To help insurance companies and healthcare payers understand the potential return on investment (ROI) of supporting therapeutic VR, our team conducted an analysis with one of our talented graduate students, Sean Delshad, to evaluate the cost-effectiveness of using VR in the hospital. We performed health economic modeling that incorporated costs related to VR implementation, potential savings from decreases in opioid usage and time in the hospital, and effects on patient satisfaction scores that are tied to federal reimbursement for healthcare services. We then performed analyses to create a an ROI lookup table for hospitals of varying size and overhead costs that are contemplating whether to start a VR program.

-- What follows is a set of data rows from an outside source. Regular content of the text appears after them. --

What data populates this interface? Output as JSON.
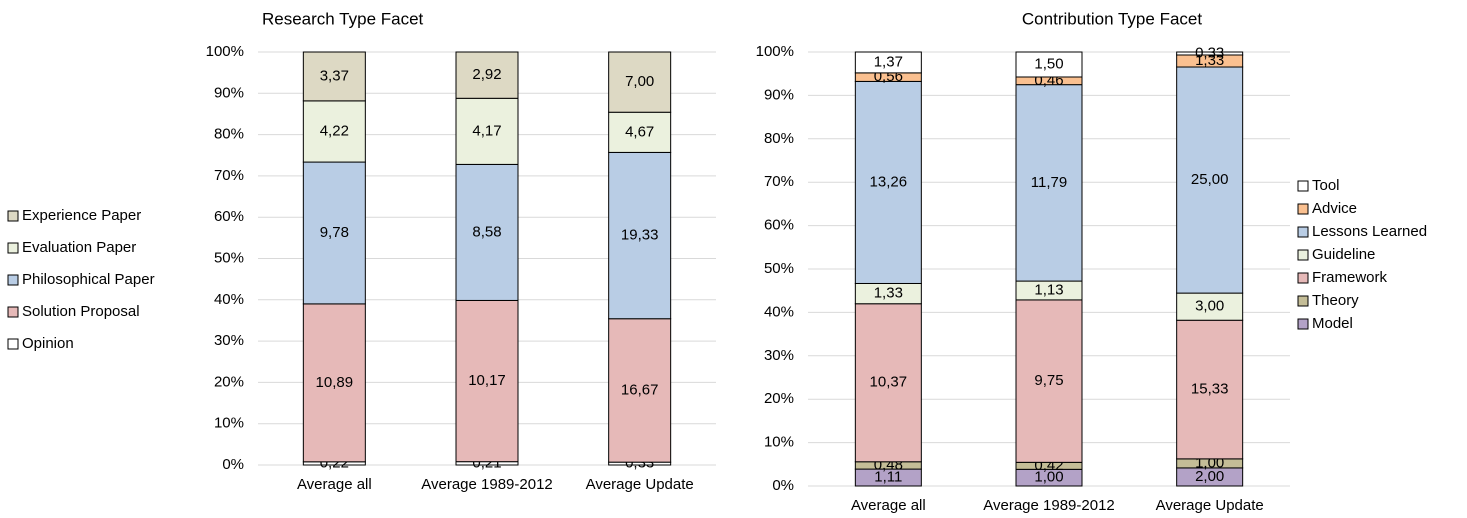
{
  "chart_data": [
    {
      "type": "bar",
      "stack": "percent",
      "title": "Research Type Facet",
      "categories": [
        "Average all",
        "Average 1989-2012",
        "Average Update"
      ],
      "ylim": [
        0,
        100
      ],
      "yticks": [
        {
          "value": 0,
          "label": "0%"
        },
        {
          "value": 10,
          "label": "10%"
        },
        {
          "value": 20,
          "label": "20%"
        },
        {
          "value": 30,
          "label": "30%"
        },
        {
          "value": 40,
          "label": "40%"
        },
        {
          "value": 50,
          "label": "50%"
        },
        {
          "value": 60,
          "label": "60%"
        },
        {
          "value": 70,
          "label": "70%"
        },
        {
          "value": 80,
          "label": "80%"
        },
        {
          "value": 90,
          "label": "90%"
        },
        {
          "value": 100,
          "label": "100%"
        }
      ],
      "grid": true,
      "legend": "left",
      "series": [
        {
          "name": "Opinion",
          "color": "#ffffff",
          "values": [
            0.22,
            0.21,
            0.33
          ],
          "value_labels": [
            "0,22",
            "0,21",
            "0,33"
          ]
        },
        {
          "name": "Solution Proposal",
          "color": "#e6b9b8",
          "values": [
            10.89,
            10.17,
            16.67
          ],
          "value_labels": [
            "10,89",
            "10,17",
            "16,67"
          ]
        },
        {
          "name": "Philosophical Paper",
          "color": "#b9cde5",
          "values": [
            9.78,
            8.58,
            19.33
          ],
          "value_labels": [
            "9,78",
            "8,58",
            "19,33"
          ]
        },
        {
          "name": "Evaluation Paper",
          "color": "#ebf1de",
          "values": [
            4.22,
            4.17,
            4.67
          ],
          "value_labels": [
            "4,22",
            "4,17",
            "4,67"
          ]
        },
        {
          "name": "Experience Paper",
          "color": "#ddd9c4",
          "values": [
            3.37,
            2.92,
            7
          ],
          "value_labels": [
            "3,37",
            "2,92",
            "7,00"
          ]
        }
      ]
    },
    {
      "type": "bar",
      "stack": "percent",
      "title": "Contribution Type Facet",
      "categories": [
        "Average all",
        "Average 1989-2012",
        "Average Update"
      ],
      "ylim": [
        0,
        100
      ],
      "yticks": [
        {
          "value": 0,
          "label": "0%"
        },
        {
          "value": 10,
          "label": "10%"
        },
        {
          "value": 20,
          "label": "20%"
        },
        {
          "value": 30,
          "label": "30%"
        },
        {
          "value": 40,
          "label": "40%"
        },
        {
          "value": 50,
          "label": "50%"
        },
        {
          "value": 60,
          "label": "60%"
        },
        {
          "value": 70,
          "label": "70%"
        },
        {
          "value": 80,
          "label": "80%"
        },
        {
          "value": 90,
          "label": "90%"
        },
        {
          "value": 100,
          "label": "100%"
        }
      ],
      "grid": true,
      "legend": "right",
      "series": [
        {
          "name": "Model",
          "color": "#b3a2c7",
          "values": [
            1.11,
            1,
            2
          ],
          "value_labels": [
            "1,11",
            "1,00",
            "2,00"
          ]
        },
        {
          "name": "Theory",
          "color": "#c4bd97",
          "values": [
            0.48,
            0.42,
            1
          ],
          "value_labels": [
            "0,48",
            "0,42",
            "1,00"
          ]
        },
        {
          "name": "Framework",
          "color": "#e6b9b8",
          "values": [
            10.37,
            9.75,
            15.33
          ],
          "value_labels": [
            "10,37",
            "9,75",
            "15,33"
          ]
        },
        {
          "name": "Guideline",
          "color": "#ebf1de",
          "values": [
            1.33,
            1.13,
            3
          ],
          "value_labels": [
            "1,33",
            "1,13",
            "3,00"
          ]
        },
        {
          "name": "Lessons Learned",
          "color": "#b9cde5",
          "values": [
            13.26,
            11.79,
            25
          ],
          "value_labels": [
            "13,26",
            "11,79",
            "25,00"
          ]
        },
        {
          "name": "Advice",
          "color": "#fac090",
          "values": [
            0.56,
            0.46,
            1.33
          ],
          "value_labels": [
            "0,56",
            "0,46",
            "1,33"
          ]
        },
        {
          "name": "Tool",
          "color": "#ffffff",
          "values": [
            1.37,
            1.5,
            0.33
          ],
          "value_labels": [
            "1,37",
            "1,50",
            "0,33"
          ]
        }
      ]
    }
  ]
}
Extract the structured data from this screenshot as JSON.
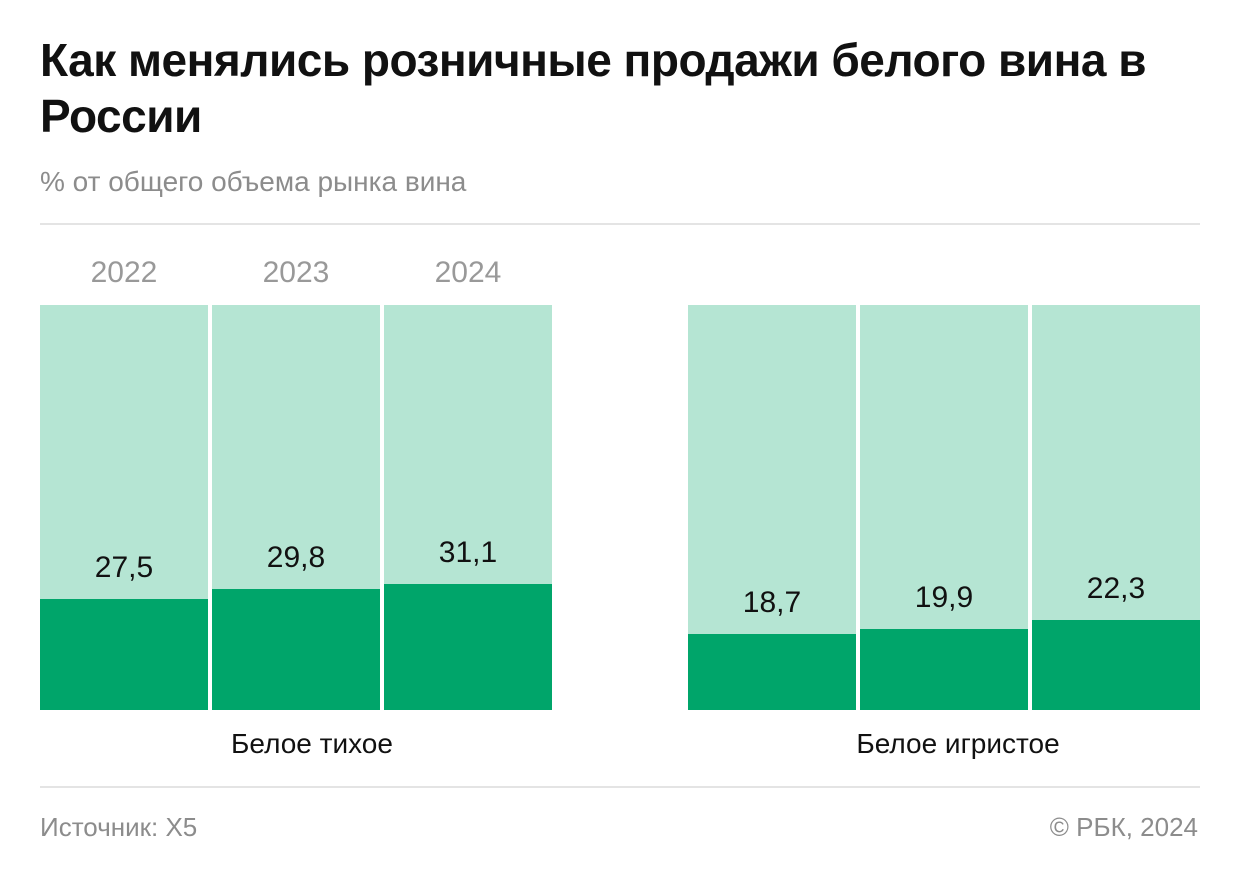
{
  "header": {
    "title": "Как менялись розничные продажи белого вина в России",
    "subtitle": "% от общего объема рынка вина"
  },
  "footer": {
    "source": "Источник: X5",
    "copyright": "© РБК, 2024"
  },
  "colors": {
    "share": "#00a56a",
    "remainder": "#b5e5d3"
  },
  "chart_data": {
    "type": "bar",
    "stacked": true,
    "ylim": [
      0,
      100
    ],
    "categories": [
      "2022",
      "2023",
      "2024"
    ],
    "groups": [
      {
        "name": "Белое тихое",
        "values": [
          27.5,
          29.8,
          31.1
        ],
        "labels": [
          "27,5",
          "29,8",
          "31,1"
        ]
      },
      {
        "name": "Белое игристое",
        "values": [
          18.7,
          19.9,
          22.3
        ],
        "labels": [
          "18,7",
          "19,9",
          "22,3"
        ]
      }
    ],
    "grid": false,
    "legend": "none"
  }
}
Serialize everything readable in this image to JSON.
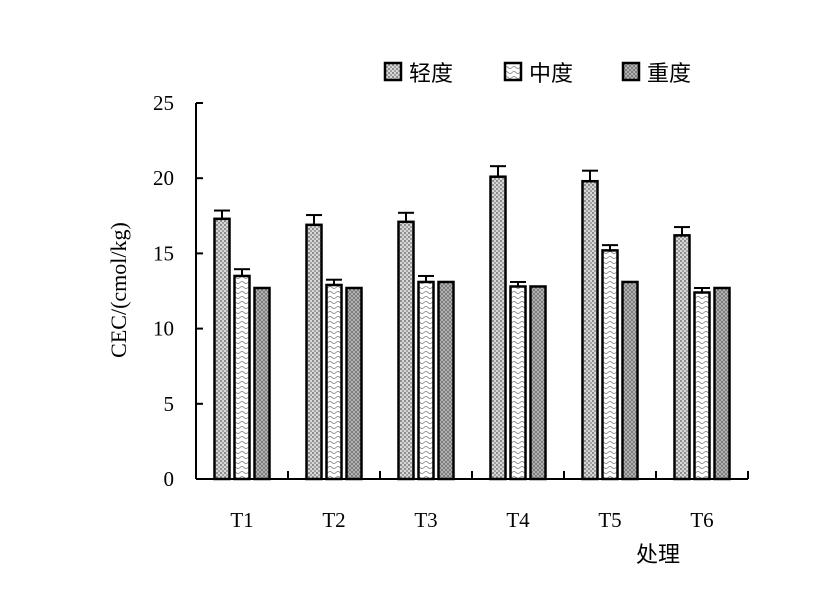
{
  "chart_data": {
    "type": "bar",
    "xlabel": "处理",
    "ylabel": "CEC/(cmol/kg)",
    "ylim": [
      0,
      25
    ],
    "yticks": [
      0,
      5,
      10,
      15,
      20,
      25
    ],
    "grid": false,
    "legend_position": "top-right",
    "categories": [
      "T1",
      "T2",
      "T3",
      "T4",
      "T5",
      "T6"
    ],
    "series": [
      {
        "name": "轻度",
        "pattern": "dots",
        "values": [
          17.3,
          16.9,
          17.1,
          20.1,
          19.8,
          16.2
        ],
        "errors": [
          0.55,
          0.65,
          0.6,
          0.7,
          0.7,
          0.55
        ]
      },
      {
        "name": "中度",
        "pattern": "waves",
        "values": [
          13.5,
          12.9,
          13.1,
          12.8,
          15.2,
          12.4
        ],
        "errors": [
          0.45,
          0.35,
          0.4,
          0.3,
          0.35,
          0.3
        ]
      },
      {
        "name": "重度",
        "pattern": "crosshatch",
        "values": [
          12.7,
          12.7,
          13.1,
          12.8,
          13.1,
          12.7
        ],
        "errors": [
          0,
          0,
          0,
          0,
          0,
          0
        ]
      }
    ]
  }
}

We found that using VR is very likely to be cost-effective for most hospitals. In particular, among patients eligible and willing to use VR, we projected an average overall savings of $98.49 per patient compared to not using VR. In other words, the small additional costs of paying for a hospital VR program are offset by savings engendered by the benefits of the VR. Although saving only $98.49 per patient is a relatively small amount, a VR program can pay substantial dividends when this value is multiplied over tens and thousands of patients per year. When we tested the health economic modeling over and over again in a simulation of 1000 different hypothetical hospitals, we found that VR remained cost-saving in 89% of the simulations compared to usual care. If you consider all the expensive resources that insurance companies cover, like paying for multimillion dollar robots to perform prostate surgery or using hemodialysis machines in patients at the very end of their life, then buying some cheap headsets and training technicians to apply them to patients seems like a low cost intervention for insurance to support. And if it works while saving money at the same time, then why not pay for it?